Hongguo International Holdings, a Chinese shoemaker and retailer, started taking orders on Friday for a Hong Kong IPO that could allow the company to raise HK$1.62 billion ($208 million).

Primary markets have picked up since early this month and several other issuers are also vying for investors’ attention. One of the biggest, Citic Securities, is planning to list on Hong Kong’s stock exchange and will start taking orders from institutional investors later this week. It is estimated to be raising up to $3 billion. Two Chinese machinery makers, Sany Heavy Industry and XCMG Construction Machinery, are also in the market, aiming to raise $3 billion and $2 billion respectively.

Hongguo plans to sell 500 million shares, 60% of which will be newly issued, at a price range between HK$2.30 and HK$3.24, which suggests the company could raise HK$1.15 billion to HK$1.62 billion, according to sources.

Based on Hongguo’s 2012 forecast earnings, the offering price values the company at 10 to 14.1 times its earnings. By contrast, Hongguo’s domestic competitors, Belle International and Daphne International, which are both listed in Hong Kong, are currently trading at 30 times and 22.9 times earnings, respectively.

Shares in Belle have gained 24% so far this year and 162% since the company’s $1.1 billion IPO in 2007. To take advantage of the gain, management at the footwear retailer raised $471 million from a share sale last week.

Some 90% of Hongguo’s offering is earmarked for institutional investors, while the remainder will be sold through the Hong Kong public offering.

Hongguo’s IPO comes with a standard 15% greenshoe option that, if fully exercised, will allow the company to raise as much as HK$1.86 billion by offering an additional 75 million secondary shares.

Hongguo, based in Nanjing in east China, is primarily engaged in the design, manufacture and sale of mid-to-premium women’s shoes.

Women’s footwear accounted for approximately 51.8% of the entire footwear market in China, while women’s mid-to-premium footwear accounted for 27.8% of the entire women’s footwear market in the country, Hongguo said in an IPO prospectus.

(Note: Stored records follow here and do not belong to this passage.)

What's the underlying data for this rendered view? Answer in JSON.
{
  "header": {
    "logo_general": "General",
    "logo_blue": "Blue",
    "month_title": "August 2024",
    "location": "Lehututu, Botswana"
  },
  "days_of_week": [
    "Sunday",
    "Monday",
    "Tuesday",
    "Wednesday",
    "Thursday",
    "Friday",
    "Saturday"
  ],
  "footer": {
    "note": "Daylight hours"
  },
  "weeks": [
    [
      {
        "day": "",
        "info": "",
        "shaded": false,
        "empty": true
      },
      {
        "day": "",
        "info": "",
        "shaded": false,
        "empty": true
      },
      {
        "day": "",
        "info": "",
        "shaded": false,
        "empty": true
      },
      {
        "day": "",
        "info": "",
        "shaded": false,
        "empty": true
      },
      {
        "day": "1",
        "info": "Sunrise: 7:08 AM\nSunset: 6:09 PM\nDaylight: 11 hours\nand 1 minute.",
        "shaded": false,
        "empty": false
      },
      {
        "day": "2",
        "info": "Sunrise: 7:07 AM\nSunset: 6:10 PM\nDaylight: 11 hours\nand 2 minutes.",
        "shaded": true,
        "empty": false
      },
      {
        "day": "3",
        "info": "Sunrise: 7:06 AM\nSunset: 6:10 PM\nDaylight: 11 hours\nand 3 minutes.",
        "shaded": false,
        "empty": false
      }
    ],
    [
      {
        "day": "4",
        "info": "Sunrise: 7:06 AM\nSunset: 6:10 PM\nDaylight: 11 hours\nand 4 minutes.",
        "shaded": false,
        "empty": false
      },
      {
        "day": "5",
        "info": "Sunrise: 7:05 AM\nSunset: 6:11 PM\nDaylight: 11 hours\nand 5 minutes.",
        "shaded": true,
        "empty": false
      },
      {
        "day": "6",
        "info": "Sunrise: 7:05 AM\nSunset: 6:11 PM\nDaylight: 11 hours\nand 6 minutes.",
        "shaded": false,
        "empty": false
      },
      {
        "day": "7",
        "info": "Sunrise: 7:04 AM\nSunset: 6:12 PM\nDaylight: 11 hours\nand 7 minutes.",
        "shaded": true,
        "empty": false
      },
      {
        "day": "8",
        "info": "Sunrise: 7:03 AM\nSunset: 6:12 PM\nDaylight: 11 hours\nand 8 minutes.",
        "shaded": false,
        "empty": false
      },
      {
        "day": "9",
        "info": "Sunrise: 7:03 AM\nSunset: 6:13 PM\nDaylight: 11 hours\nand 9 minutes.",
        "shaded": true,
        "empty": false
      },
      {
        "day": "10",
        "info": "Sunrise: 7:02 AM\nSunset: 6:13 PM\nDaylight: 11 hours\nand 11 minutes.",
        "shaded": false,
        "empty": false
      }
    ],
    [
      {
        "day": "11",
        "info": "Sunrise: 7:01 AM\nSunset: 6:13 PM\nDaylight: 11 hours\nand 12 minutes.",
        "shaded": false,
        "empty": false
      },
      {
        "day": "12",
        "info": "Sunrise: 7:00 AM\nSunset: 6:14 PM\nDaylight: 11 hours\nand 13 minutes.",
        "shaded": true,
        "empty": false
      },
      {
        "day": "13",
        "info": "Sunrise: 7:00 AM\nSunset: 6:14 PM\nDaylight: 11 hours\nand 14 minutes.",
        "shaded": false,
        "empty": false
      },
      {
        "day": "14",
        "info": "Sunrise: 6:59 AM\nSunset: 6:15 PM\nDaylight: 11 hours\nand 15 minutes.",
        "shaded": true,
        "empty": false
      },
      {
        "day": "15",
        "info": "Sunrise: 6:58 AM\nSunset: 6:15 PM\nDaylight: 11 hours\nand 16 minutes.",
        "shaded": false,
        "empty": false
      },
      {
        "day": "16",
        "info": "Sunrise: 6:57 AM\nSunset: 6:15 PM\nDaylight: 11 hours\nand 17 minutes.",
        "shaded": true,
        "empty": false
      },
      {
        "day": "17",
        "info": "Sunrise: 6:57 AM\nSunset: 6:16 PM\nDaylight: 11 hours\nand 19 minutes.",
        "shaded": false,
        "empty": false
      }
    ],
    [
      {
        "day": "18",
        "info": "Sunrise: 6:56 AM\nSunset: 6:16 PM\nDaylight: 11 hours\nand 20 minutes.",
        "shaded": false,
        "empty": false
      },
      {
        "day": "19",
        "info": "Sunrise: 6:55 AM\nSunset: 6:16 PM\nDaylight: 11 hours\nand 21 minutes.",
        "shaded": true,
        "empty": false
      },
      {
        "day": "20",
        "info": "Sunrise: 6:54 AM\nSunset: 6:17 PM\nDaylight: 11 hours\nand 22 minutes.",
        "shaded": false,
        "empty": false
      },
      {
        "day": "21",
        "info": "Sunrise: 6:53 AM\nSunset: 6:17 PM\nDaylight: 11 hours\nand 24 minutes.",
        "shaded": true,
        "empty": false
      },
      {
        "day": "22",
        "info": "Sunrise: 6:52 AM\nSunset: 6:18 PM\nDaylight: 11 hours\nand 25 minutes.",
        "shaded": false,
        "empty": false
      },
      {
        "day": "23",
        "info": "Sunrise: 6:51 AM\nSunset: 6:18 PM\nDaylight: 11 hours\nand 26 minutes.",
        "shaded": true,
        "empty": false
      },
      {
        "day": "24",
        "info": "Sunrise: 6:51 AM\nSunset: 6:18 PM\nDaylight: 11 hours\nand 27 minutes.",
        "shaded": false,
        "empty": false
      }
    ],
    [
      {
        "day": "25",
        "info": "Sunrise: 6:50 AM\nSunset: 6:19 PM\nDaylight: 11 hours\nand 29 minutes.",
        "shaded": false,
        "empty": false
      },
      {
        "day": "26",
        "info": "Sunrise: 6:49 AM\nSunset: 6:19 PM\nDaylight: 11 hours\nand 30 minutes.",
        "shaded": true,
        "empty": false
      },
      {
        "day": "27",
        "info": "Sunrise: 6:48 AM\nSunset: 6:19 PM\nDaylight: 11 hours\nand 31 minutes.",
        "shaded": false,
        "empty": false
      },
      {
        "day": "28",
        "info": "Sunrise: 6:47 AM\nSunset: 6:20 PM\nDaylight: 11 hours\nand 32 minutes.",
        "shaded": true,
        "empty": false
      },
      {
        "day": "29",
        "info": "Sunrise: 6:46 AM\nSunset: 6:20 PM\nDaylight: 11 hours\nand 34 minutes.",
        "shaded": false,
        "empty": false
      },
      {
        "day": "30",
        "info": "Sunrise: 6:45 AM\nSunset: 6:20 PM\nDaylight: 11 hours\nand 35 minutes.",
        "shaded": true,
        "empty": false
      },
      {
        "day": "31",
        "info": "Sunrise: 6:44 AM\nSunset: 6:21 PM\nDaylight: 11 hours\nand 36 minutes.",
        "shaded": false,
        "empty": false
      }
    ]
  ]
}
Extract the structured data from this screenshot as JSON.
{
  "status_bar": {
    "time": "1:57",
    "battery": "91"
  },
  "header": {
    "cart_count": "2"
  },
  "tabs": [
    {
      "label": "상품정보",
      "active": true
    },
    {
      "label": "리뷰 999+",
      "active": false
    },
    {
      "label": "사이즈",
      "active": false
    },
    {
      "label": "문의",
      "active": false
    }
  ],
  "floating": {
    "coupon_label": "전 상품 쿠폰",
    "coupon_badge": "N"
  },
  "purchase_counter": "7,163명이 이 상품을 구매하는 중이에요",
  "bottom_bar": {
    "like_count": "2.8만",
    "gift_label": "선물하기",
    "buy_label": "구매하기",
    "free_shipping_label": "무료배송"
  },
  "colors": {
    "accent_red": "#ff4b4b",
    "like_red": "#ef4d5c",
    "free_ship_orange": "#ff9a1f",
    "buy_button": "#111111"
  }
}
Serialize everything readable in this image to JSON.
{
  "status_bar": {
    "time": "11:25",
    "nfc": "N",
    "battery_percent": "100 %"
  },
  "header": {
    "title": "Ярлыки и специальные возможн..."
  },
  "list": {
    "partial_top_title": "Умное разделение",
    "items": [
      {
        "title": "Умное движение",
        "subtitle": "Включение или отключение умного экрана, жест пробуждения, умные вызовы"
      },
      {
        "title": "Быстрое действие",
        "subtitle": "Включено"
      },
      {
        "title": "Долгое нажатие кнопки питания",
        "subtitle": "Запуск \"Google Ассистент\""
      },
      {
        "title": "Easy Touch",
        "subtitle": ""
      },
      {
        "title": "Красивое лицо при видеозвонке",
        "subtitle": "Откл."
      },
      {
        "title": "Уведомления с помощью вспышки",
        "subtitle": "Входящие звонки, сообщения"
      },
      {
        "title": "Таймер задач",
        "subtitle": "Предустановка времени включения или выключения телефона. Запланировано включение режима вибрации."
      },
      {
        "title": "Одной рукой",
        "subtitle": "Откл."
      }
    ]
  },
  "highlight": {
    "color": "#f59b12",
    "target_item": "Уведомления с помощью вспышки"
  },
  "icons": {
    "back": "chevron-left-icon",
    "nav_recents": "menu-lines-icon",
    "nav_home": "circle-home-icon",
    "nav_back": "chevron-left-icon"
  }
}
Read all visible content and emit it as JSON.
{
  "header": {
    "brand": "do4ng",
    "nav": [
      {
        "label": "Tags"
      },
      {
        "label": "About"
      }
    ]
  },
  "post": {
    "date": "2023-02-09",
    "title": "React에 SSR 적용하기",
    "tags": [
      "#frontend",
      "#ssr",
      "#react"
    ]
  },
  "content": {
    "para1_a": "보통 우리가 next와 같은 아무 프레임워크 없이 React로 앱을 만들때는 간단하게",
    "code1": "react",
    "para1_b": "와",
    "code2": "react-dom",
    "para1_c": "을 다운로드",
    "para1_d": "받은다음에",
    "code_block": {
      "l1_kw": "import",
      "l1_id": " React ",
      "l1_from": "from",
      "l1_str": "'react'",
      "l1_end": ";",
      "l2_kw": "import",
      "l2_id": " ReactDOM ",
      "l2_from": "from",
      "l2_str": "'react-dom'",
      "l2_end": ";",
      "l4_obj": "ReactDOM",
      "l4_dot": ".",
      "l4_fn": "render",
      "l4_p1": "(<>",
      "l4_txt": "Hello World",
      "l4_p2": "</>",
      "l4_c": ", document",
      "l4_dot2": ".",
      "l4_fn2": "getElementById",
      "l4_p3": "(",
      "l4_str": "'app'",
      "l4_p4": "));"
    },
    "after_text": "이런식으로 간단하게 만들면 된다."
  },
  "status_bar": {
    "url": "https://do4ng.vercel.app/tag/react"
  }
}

The company has a distribution and retail network that consisted of 1,015 outlets and 344 third-party outlets in 31 provinces and areas as at the end of March this year.

Although it makes and sells footwear for international brands such as Nine West and Guess, the majority of its revenue comes from the retail sales of its own brand, namely C.banner and E-Blan, which contributed more than 76% of Hongguo’s income last year.

The company said in a statement that it could miss its earnings target if it failed to anticipate or respond to changes in fashion trends and customer tastes and preferences, noting that the women’s footwear industry is highly susceptible to such changes.

Hongguo delisted from Singapore in May 2010. At the time, the company said privatisation would provide greater flexibility.

Citi and DBS Bank are managing Hongguo’s Hong Kong IPO.